The return value of these intrinsics should always have 0 bits for
inactive threads. This means that when all arguments are constant
and the comparison evaluates to true, the intrinsic should return
the current exec mask.

Fixes some GL_ARB_shader_ballot tests.

Event Timeline

nhaehnle created this revision.Apr 21 2017, 3:09 AM
arsenm added inline comments.Apr 21 2017, 11:59 AM
lib/Transforms/InstCombine/InstCombineCalls.cpp
3438

No else

3442–3445

Should have a comment about why this is done

test/Transforms/InstCombine/amdgcn-intrinsics.ll
1538–1540

Check that attributes 4 contains convergent?

nhaehnle updated this revision to Diff 96413.Apr 24 2017, 10:05 AM

Address review comments and apply some more formatting fixes.

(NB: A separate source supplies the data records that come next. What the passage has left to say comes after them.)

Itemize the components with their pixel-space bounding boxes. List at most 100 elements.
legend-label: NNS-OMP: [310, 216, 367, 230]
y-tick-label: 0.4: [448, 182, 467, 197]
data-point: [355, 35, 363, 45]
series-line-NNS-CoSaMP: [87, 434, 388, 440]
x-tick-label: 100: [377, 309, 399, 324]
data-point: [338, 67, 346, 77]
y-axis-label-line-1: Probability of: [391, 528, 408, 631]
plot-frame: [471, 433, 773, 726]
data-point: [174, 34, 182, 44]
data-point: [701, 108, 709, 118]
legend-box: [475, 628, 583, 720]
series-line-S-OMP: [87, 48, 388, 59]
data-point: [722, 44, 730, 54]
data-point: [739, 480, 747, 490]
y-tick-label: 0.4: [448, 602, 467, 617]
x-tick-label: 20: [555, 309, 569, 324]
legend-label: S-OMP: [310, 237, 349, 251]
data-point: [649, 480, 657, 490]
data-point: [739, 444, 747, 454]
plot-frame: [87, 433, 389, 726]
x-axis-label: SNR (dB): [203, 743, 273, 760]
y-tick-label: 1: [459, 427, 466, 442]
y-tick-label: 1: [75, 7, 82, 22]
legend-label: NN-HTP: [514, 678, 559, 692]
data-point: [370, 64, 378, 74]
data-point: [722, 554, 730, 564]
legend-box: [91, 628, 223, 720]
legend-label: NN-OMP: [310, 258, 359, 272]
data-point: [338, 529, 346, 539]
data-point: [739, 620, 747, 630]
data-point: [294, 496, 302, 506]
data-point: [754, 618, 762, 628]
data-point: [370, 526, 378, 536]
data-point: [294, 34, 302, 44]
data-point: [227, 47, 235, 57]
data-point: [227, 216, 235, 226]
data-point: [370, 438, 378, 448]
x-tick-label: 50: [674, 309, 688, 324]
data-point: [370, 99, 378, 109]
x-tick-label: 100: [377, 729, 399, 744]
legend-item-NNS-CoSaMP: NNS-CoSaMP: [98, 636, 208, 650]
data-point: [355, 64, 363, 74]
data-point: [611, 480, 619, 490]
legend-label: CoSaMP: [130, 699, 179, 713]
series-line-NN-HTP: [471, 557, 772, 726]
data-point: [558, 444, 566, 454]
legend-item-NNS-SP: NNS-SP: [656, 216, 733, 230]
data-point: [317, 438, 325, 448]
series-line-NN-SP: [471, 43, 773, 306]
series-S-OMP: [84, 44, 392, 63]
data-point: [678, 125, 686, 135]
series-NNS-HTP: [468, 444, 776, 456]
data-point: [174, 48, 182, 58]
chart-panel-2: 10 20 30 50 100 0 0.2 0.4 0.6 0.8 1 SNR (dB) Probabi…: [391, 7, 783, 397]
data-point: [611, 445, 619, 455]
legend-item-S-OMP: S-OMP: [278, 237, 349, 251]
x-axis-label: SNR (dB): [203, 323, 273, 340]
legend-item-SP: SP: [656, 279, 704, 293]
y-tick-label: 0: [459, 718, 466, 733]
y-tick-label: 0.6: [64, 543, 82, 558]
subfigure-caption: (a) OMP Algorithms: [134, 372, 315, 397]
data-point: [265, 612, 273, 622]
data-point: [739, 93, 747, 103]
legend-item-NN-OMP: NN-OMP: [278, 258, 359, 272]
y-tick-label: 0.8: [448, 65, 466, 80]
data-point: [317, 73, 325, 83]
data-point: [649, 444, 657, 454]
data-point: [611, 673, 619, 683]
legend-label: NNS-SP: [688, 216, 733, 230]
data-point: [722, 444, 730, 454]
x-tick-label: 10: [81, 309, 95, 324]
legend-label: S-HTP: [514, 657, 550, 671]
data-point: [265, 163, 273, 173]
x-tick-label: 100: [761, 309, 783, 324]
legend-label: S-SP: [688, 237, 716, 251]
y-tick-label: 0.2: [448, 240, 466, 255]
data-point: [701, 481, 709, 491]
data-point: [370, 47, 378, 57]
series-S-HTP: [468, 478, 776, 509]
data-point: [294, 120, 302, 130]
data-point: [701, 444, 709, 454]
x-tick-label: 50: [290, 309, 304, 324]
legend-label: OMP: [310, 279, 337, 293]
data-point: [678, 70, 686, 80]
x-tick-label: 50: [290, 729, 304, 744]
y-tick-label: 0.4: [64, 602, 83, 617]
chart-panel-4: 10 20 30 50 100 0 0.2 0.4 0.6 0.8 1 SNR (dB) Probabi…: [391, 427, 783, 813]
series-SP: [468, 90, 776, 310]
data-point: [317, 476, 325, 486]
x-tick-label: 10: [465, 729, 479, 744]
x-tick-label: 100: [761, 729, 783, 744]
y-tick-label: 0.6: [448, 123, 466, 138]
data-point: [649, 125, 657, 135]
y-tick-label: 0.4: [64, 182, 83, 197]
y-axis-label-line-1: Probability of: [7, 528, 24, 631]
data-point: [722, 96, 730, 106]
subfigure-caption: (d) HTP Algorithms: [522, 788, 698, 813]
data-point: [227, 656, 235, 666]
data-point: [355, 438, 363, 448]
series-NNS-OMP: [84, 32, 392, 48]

arsenm accepted this revision.Apr 24 2017, 10:07 AM

LGTM

lib/Transforms/InstCombine/InstCombineCalls.cpp
3435–3437

Multiline, so braces

test/Transforms/InstCombine/amdgcn-intrinsics.ll
1538–1540

This is really missing nounwind?

This revision is now accepted and ready to land.Apr 24 2017, 10:07 AM
nhaehnle added inline comments.Apr 24 2017, 10:20 AM
lib/Transforms/InstCombine/InstCombineCalls.cpp
3435–3437

Fixing this before I commit.

test/Transforms/InstCombine/amdgcn-intrinsics.ll
1538–1540

Yes. It's an attribute of the call-site, not of the function. read_register itself is nounwind readonly, but doesn't have the convergent attribute.

This revision was automatically updated to reflect the committed changes.